8. If not a knight, then the Fisher King, who was punished for his pride in combat with an unmanning wound, like James, or the mutilated fingers of the spectre. See Julius Evola, The Mystery of the Grail (Rochester, VT: Inner Traditions, 1996; Chapter 16: “The Test of Pride.”

9. See, for example, Introduction to the Study of the Hindu Doctrines (Introduction générale à l’étude des doctrines hindoues, 1921); Man and His Becoming according to the Vedânta (L’homme et son devenir selon le Vêdânta, 1925); Symbolism of the Cross (Le symbolisme de la croix, 1931); and The Multiple States of the Being (Les états multiples de l’Être, 1932), all of which exist in excellent English editions produced and kept in print by the estimable James Wetmore and his press, Sophia Perennis, in Ghent, New York.

10. See, for example, Ananda Coomaraswamy, The Door in the Sky (Princeton, 1997).
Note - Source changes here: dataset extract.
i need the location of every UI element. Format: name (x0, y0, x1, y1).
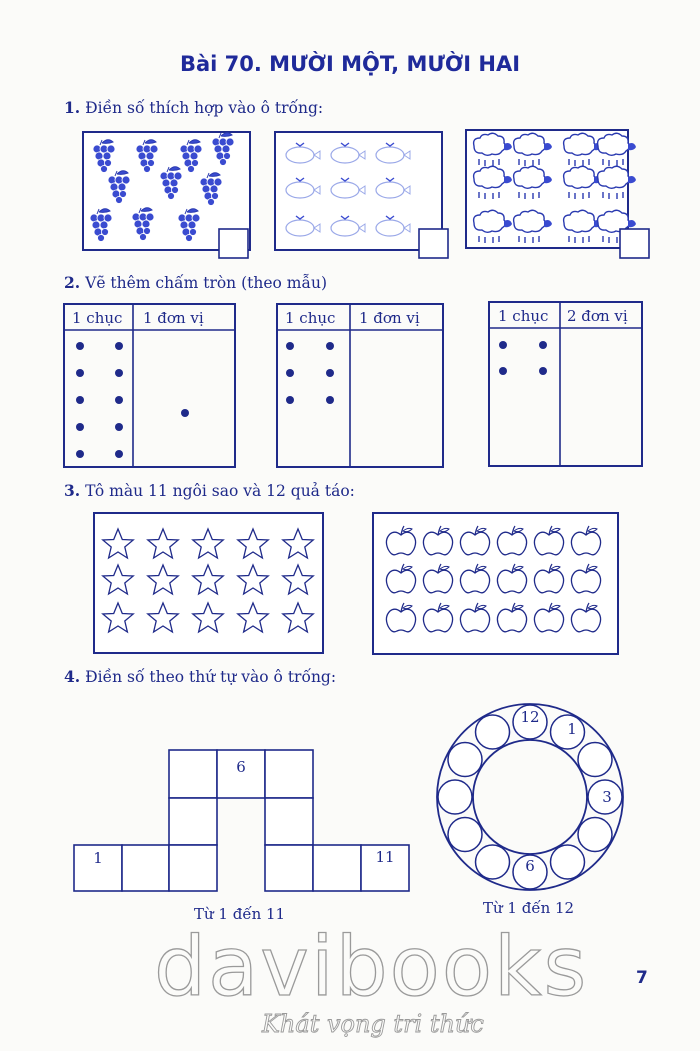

11. See Julius Evola, The Hermetic Tradition, Chapter 1, “The Tree, The Serpent and the Titans.”

12. See Man and His Becoming according to the Vedânta.

13. Brydon’s egocentrism is to be entirely distinguished from the idea of the Absolute Ego which Evola had developed as a philosophical concept long before encountering Guénon. “In his full possession of power, man reaches absolute indifference, so that it makes no sense for him to act any more” [Evola, quoted by H. T. Hansen in his “Introduction” to Men Among the Ruins (Inner Traditions, 2002, p. 30). The latter needs nothing, from a feeling of already having enough, of being, indeed, above both fullness and lack, indifferent to both, while Brydon continually needs the approval of the world — “I am good, aren’t I.” He is dedicated to “preserve his good name,” while as Coomaraswamy observes, “Blessed is the man on whose tomb can be written Hic jacet nemo” [Here lies no one]. (A. K. Coomaraswamy, Hinduism and Buddhism [New York: Philosophical Library, n.d.], p. 30).
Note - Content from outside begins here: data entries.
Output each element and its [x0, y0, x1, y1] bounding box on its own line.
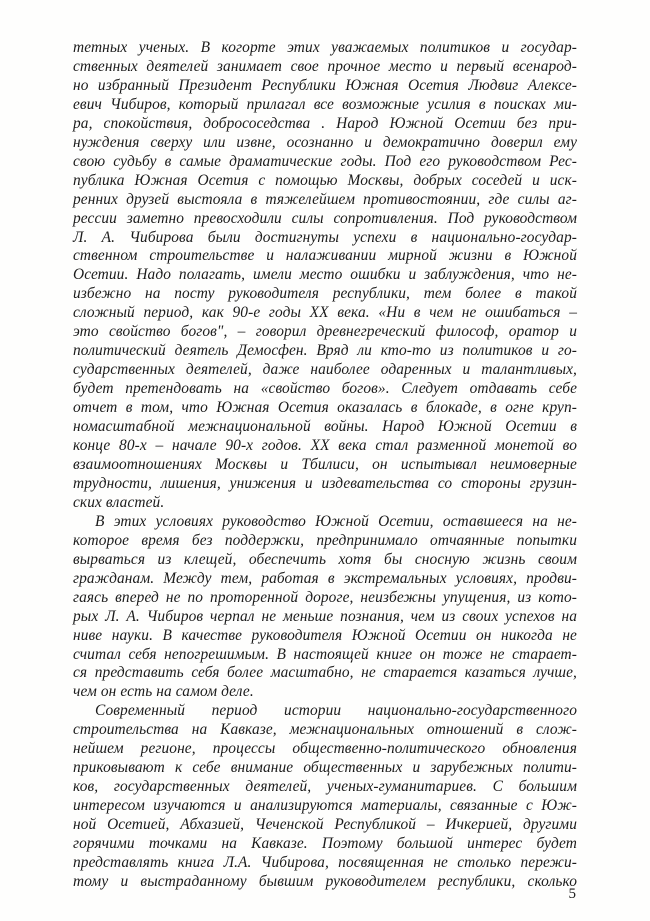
text-line: евич Чибиров, который прилагал все возможные усилия в поисках ми- [73, 95, 577, 113]
text-line: взаимоотношениях Москвы и Тбилиси, он испытывал неимоверные [73, 455, 577, 473]
text-line: нуждения сверху или извне, осознанно и демократично доверил ему [73, 133, 577, 151]
text-line: рессии заметно превосходили силы сопротивления. Под руководством [73, 209, 577, 227]
text-line: свою судьбу в самые драматические годы. Под его руководством Рес- [73, 152, 577, 170]
page-number: 5 [568, 886, 576, 902]
text-line: гражданам. Между тем, работая в экстремальных условиях, продви- [73, 569, 577, 587]
text-line: рых Л. А. Чибиров черпал не меньше познания, чем из своих успехов на [73, 607, 577, 625]
text-line: чем он есть на самом деле. [73, 683, 254, 701]
text-line: сударственных деятелей, даже наиболее одаренных и талантливых, [73, 361, 577, 379]
text-line: ра, спокойствия, добрососедства . Народ Южной Осетии без при- [73, 114, 577, 132]
text-line: Современный период истории национально-государственного [95, 702, 577, 720]
text-line: ков, государственных деятелей, ученых-гуманитариев. С большим [73, 778, 577, 796]
text-line: представлять книга Л.А. Чибирова, посвященная не столько пережи- [73, 853, 577, 871]
text-line: интересом изучаются и анализируются материалы, связанные с Юж- [73, 797, 577, 815]
text-line: но избранный Президент Республики Южная Осетия Людвиг Алексе- [73, 76, 577, 94]
text-line: В этих условиях руководство Южной Осетии, оставшееся на не- [95, 512, 577, 530]
text-line: тому и выстраданному бывшим руководителем республики, сколько [73, 872, 577, 890]
text-line: отчет в том, что Южная Осетия оказалась в блокаде, в огне круп- [73, 399, 577, 417]
text-line: приковывают к себе внимание общественных и зарубежных полити- [73, 759, 577, 777]
text-line: сложный период, как 90-е годы XX века. «Ни в чем не ошибаться – [73, 304, 577, 322]
body-text [73, 39, 577, 892]
text-line: которое время без поддержки, предпринимало отчаянные попытки [73, 531, 577, 549]
text-line: ся представить себя более масштабно, не старается казаться лучше, [73, 664, 577, 682]
text-line: горячими точками на Кавказе. Поэтому большой интерес будет [73, 835, 577, 853]
text-line: конце 80-х – начале 90-х годов. XX века стал разменной монетой во [73, 437, 577, 455]
text-line: ственном строительстве и налаживании мирной жизни в Южной [73, 247, 577, 265]
text-line: трудности, лишения, унижения и издевательства со стороны грузин- [73, 474, 577, 492]
text-line: номасштабной межнациональной войны. Народ Южной Осетии в [73, 418, 577, 436]
text-line: Осетии. Надо полагать, имели место ошибки и заблуждения, что не- [73, 266, 577, 284]
text-line: политический деятель Демосфен. Вряд ли кто-то из политиков и го- [73, 342, 577, 360]
text-line: считал себя непогрешимым. В настоящей книге он тоже не старает- [73, 645, 577, 663]
text-line: ной Осетией, Абхазией, Чеченской Республикой – Ичкерией, другими [73, 816, 577, 834]
text-line: строительства на Кавказе, межнациональных отношений в слож- [73, 721, 577, 739]
text-line: публика Южная Осетия с помощью Москвы, добрых соседей и иск- [73, 171, 577, 189]
text-line: ренних друзей выстояла в тяжелейшем противостоянии, где силы аг- [73, 190, 577, 208]
text-line: ских властей. [73, 493, 165, 511]
text-line: это свойство богов", – говорил древнегреческий философ, оратор и [73, 323, 577, 341]
text-line: ниве науки. В качестве руководителя Южной Осетии он никогда не [73, 626, 577, 644]
text-line: Л. А. Чибирова были достигнуты успехи в национально-государ- [73, 228, 577, 246]
text-line: избежно на посту руководителя республики, тем более в такой [73, 285, 577, 303]
text-line: тетных ученых. В когорте этих уважаемых политиков и государ- [73, 39, 577, 56]
text-line: нейшем регионе, процессы общественно-политического обновления [73, 740, 577, 758]
text-line: будет претендовать на «свойство богов». Следует отдавать себе [73, 380, 577, 398]
text-line: ственных деятелей занимает свое прочное место и первый всенарод- [73, 57, 577, 75]
text-line: вырваться из клещей, обеспечить хотя бы сносную жизнь своим [73, 550, 577, 568]
text-line: гаясь вперед не по проторенной дороге, неизбежны упущения, из кото- [73, 588, 577, 606]
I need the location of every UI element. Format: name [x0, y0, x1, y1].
14.  In Sexual Personae: Art and Decadence from Nefertiti to Emily Dickinson (New Haven: Yale University Press, 1990), p. 616.

15.  The relevant chapter on Bartleby from his out of print monograph, The Wake of the Gods: Melville’s Mythology can be found along with the story in Melville’s Short Novels (New York: Norton, 2002).

16.  Men Among the Ruins, p. 220.

17. See Guénon’s King of the World (Ghent, N.Y.: Sophia Perennis, 2005).

18. As Evola notes, the philistine thinks that the realized man, the Magus, would be rich and exercise all kinds of magic powers, being incapable of understanding either that a disinterest in all such frivolity is a prerequisite for spiritual progress — “I would prefer not to” — as well as the “boomerang” effect of actions in the subtle realm having untoward results in this world; see Hermetic Tradition, Chapter 51, “The Invisible Masters”

19. Readers of William Burroughs will recall that Bartleby’s prison was even then known colloquially as “The Tombs.” It’s true, that our last glimpse of Bartleby is lying in the prison yard, but again, the principle of inversion is at work here; the employer’s limited perspective can only grasp Bartleby’s position in a distorted way — Guénon, in Man and His Becoming, has some curious speculations about how the “delivered man” [the mukta] would seem to vanish from out three-dimensional vision — while also paralleling Brydon’s opposite movement, from his failed trial to lying on the floor, snugly cradled in Alice’s lap.